UAE: promoting tolerance or disguising intolerance?

Despite international criticism, the UAE claims to be

November 16 is the UN's International Day for Tolerance and to mark this occasion one of the world's less tolerant countries – the United Arab Emirates – is holding a "World Tolerance Summit".

About 1,000 people are expected to attend the two-day conference organised by the International Institute for Tolerance which was established last year by Sheikh Mohammad Bin Rashid Al Maktoum, the ruler of Dubai.

Announcing plans for the conference last June, the institute's chairman said:

“Tolerance is not simply enduring the existence of opinions, ideas, behaviours or practices that do not concur with your own. It is about recognising, respecting and embracing diversity. It is about being secure in your own culture and beliefs, so that you respond to what is different with curiosity and compassion rather than with fear and intolerance.”

Noble as those sentiments might be, there are questions about the purpose of the "tolerance summit". Is it a public relations exercise (as some suspect), a genuine step towards reform, or perhaps a combination of both?

Human Rights Watch sees the conference as an example of the Emirates' "hypocrisy". An article posted on its website yesterday said:

“The UAE has recently stepped up efforts to project an image of itself as a progressive and rights respecting nation. In its latest attempt to harness the power of public relations to provide a sheen of respectability to its authoritarian government, the UAE is hosting the first ever World Tolerance Summit ...

“But to paint the UAE government as tolerant is laughable. The summit’s website conveniently makes no mention of the UAE’s sustained assault on freedom of expression since 2011, where the authorities detain and forcibly disappear people who criticise the government, and imprison for long periods those deemed guilty of such vague acts as 'undermining national unity' and 'insulting state symbols'.”

Whatever the motives behind the conference, it's not the UAE's first move in this direction. Three years ago, at the government-sponsored Forum for Promoting Peace in Muslim Societies there were calls for "reassessment of outdated religious laws", including laws against apostasy.

In 2016 the UAE announced a National Tolerance Programme and appointed the world's first Minister for Tolerance (along with a Minister for Happiness and a Minister for the Future).

There have been various small gestures too. Last year the crown prince of Abu Dhabi ordered a mosque to be renamed as the "Mary, Mother of Jesus Mosque" to promote inter-faith understanding. This year also saw the first winner of a newly-established "award for tolerance" – presented to an Emirati customs officer who lent his car to a stranded Syrian family.

Activities of this kind can be useful if they encourage national aspirations towards tolerance, but the government website goes much further, claiming the UAE is already "a leading example of tolerance" and "an undisputed example of being a tolerant and inclusive country" – which is far from the truth. 
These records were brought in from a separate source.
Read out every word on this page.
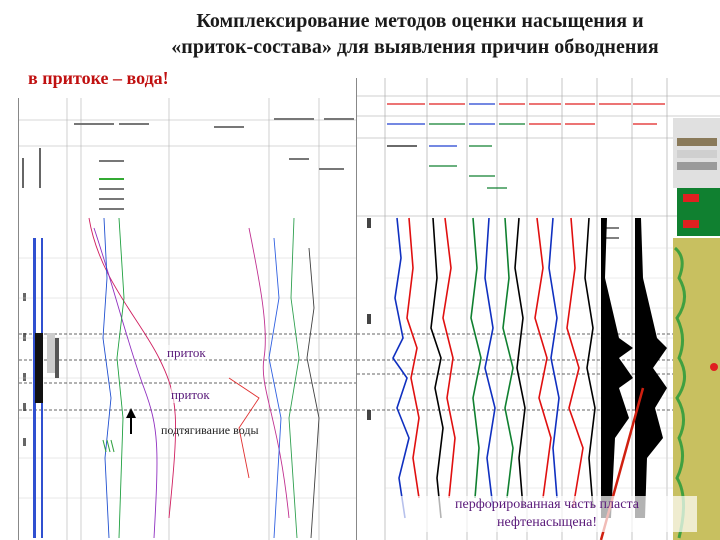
Комплексирование методов оценки насыщения и
«приток-состава» для выявления причин обводнения
в притоке – вода!
приток
приток
подтягивание воды
перфорированная часть пласта
нефтенасыщена!
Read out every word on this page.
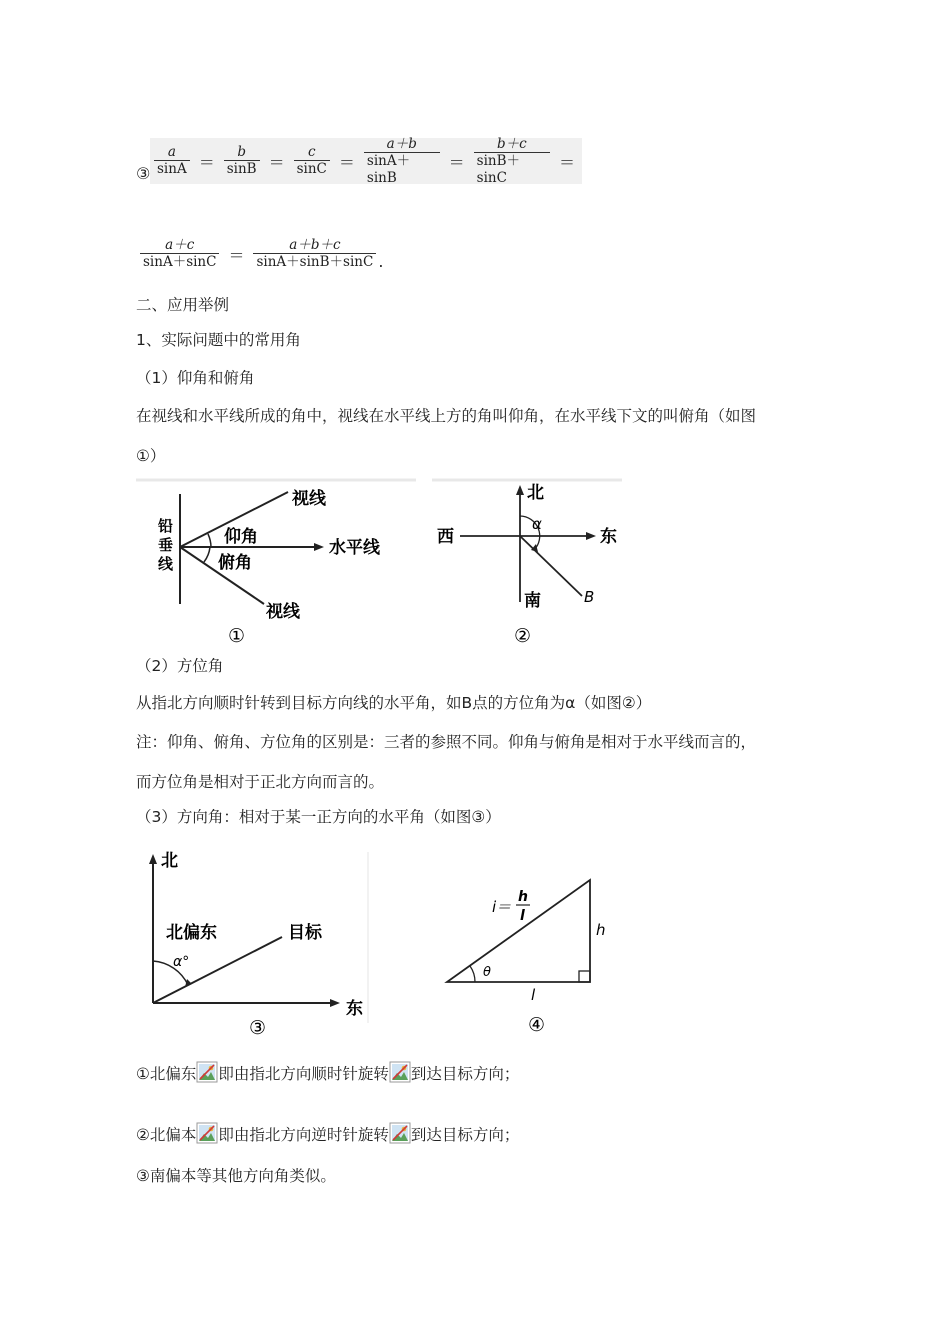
$\frac{a}{\sin A} = \frac{b}{\sin B} = \frac{c}{\sin C} = \frac{a+b}{\sin A+\sin B} = \frac{b+c}{\sin B+\sin C}$ ＝
③
$\frac{a+c}{\sin A+\sin C} = \frac{a+b+c}{\sin A+\sin B+\sin C}$ .
二、应用举例
1、实际问题中的常用角
（1）仰角和俯角
在视线和水平线所成的角中，视线在水平线上方的角叫仰角，在水平线下文的叫俯角（如图
①）
视线
仰角
水平线
俯角
视线
铅
垂
线
①
北
西	东
南
α
B
②
（2）方位角
从指北方向顺时针转到目标方向线的水平角，如B点的方位角为α（如图②）
注：仰角、俯角、方位角的区别是：三者的参照不同。仰角与俯角是相对于水平线而言的，
而方位角是相对于正北方向而言的。
（3）方向角：相对于某一正方向的水平角（如图③）
北
北偏东	目标
α°
东
③
i＝
h
l
h
θ
l
④
①北偏东 即由指北方向顺时针旋转 到达目标方向；
②北偏本 即由指北方向逆时针旋转 到达目标方向；
③南偏本等其他方向角类似。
The US State Department, for instance, notes that public criticism of the government is "severely restricted" and Human Rights Watch gives some recent examples of people being arrested or jailed for exercising their right to free speech.  

Similarly, the State Department's most recent report on religious freedom catalogues numerous examples of religious intolerance in the Emirates. These include laws against blasphemy, proselytising by non-Muslims, conversion from Islam and compulsory fasting during Ramadan (for non-Muslims as well as Muslims).

Not surprisingly, Emirati law doesn't tolerate homosexuality and there is also a law against "imitating the opposite sex" which promotes intolerance of transgender people.